Second, and more importantly, while both the DC Circuit and the district court analyzed “the” SSCI Report as one “thing” for purposes of assessing its disclosure under FOIA, the federal record-keeping laws subject each copy of the SSCI Report to a different analysis. Under National Archives regulations, “Multiple copies of the same document … may each have records status depending on how they are used in conducting agency business.” This means, for example, that even if the copy of the Report the CIA Office of Inspector General “received” from the SSCI were not a CIA “record,” the separate electronic copy that same Office “made” of the Report when it uploaded it to its computer system could have been a CIA record, whose destruction may well have violated the federal record-keeping laws. This is also, I strongly suspect, why the CIA may be reluctant to comply with Sen. Feinstein’s letter requesting that the CIA provide a new copy to the CIA Office of Inspector General to replace the ones it destroyed. That new copy could be a new “record.”

Moreover, even accepting for the sake of argument, that the 2009 SSCI-CIA letter agreement covered the copies of the Final Report sent to the CIA, that does not mean that the same analysis applies to the copies of the Report that the SSCI separately sent to — and were “received” by — other agencies not a party to that agreement, including the Attorney General, the FBI, the Director of National Intelligence, the DOD, and the Secretary of State. (The copy sent to the President would be subject to a separate analysis under the Presidential Records Act.) Those copies ought to be “records” of those respective agencies.

Your Move, National Archives

The remaining question is whether and when the Archivist of the United States will get involved. In his response to Sens. Feinstein and Leahy, the Archivist gave the impression that it was “routine” policy for the National Archives to refrain from “interceding” in a matter that is the “subject of ongoing litigation.” This is inaccurate. Last year, for example in another high profile situation, the Archives made determinations about whether a group of Hillary Clinton’s emails constituted federal records despite the existence of so many ongoing lawsuits it would be difficult to list them all. Taken together, these situations leave the unfortunate impression that the determining factor for whether the Archivist exercises statutory authority (or refrains from doing so) is whether the DOJ believes it will advance another agency’s litigation position.

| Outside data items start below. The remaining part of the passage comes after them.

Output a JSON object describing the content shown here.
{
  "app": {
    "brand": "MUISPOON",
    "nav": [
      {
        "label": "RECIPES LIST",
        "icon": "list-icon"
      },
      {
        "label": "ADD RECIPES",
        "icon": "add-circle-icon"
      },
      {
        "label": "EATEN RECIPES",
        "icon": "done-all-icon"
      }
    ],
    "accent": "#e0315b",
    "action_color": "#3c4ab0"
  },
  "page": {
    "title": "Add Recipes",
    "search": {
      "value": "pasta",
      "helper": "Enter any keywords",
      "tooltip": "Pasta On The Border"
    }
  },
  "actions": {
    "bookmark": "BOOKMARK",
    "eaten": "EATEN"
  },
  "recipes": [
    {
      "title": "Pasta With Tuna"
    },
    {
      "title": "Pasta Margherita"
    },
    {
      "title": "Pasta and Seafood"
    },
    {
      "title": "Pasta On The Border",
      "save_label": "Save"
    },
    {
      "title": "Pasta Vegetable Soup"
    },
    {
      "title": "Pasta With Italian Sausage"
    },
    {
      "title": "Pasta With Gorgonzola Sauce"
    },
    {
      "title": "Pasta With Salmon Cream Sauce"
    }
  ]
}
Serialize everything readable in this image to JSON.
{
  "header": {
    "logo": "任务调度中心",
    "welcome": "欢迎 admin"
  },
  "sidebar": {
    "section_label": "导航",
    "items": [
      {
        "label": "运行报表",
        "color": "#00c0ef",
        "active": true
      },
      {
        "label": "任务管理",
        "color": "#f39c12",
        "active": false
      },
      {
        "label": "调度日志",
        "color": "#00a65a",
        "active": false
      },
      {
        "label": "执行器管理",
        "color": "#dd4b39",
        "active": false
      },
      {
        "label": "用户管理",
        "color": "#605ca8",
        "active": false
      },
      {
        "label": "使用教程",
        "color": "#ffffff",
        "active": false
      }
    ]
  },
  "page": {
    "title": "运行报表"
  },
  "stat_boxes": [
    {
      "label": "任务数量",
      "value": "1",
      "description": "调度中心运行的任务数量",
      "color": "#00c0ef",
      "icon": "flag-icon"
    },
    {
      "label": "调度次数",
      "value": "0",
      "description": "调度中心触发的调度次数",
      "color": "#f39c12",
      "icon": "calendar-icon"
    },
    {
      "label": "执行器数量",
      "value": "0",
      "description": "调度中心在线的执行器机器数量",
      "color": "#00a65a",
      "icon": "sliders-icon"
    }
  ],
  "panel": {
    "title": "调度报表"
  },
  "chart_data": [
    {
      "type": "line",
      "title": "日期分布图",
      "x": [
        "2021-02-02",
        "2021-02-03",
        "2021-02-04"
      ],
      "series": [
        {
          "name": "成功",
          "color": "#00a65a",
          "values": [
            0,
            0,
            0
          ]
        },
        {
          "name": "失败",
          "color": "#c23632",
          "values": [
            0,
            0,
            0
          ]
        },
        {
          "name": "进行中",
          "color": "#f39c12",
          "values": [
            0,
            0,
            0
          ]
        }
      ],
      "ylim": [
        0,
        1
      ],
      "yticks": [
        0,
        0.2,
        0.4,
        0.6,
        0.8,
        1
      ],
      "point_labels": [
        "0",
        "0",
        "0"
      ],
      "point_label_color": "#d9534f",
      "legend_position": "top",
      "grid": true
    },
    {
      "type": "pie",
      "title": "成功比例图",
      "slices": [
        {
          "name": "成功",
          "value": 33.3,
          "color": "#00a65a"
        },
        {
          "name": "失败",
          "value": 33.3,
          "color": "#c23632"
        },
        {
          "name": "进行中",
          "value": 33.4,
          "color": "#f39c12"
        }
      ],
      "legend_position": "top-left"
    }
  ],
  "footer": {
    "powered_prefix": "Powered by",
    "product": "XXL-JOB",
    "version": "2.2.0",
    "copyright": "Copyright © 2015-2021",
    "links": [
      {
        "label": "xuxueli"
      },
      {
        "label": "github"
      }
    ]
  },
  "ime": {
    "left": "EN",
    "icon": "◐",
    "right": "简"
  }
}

To be fair, given an apparent DOJ recommendation that the Archivist stay his hand pending litigation and given assurances made to the court that the status quo would be preserved, it was a reasonable decision not to enter the fray prematurely and risk exhausting the limited administrative capital of the National Archives. But as the revelations of the destruction by the CIA’s Office of Inspector General illustrate, the failure of the Archivist to mandate the preservation of these materials may already have had negative effects. And the more concerning prospect is that the Archivist is taking an overly narrow view of the robust authority Congress has granted his office. The Archivist cannot allow this authority to rot on the vine and must act protect to the SSCI Report.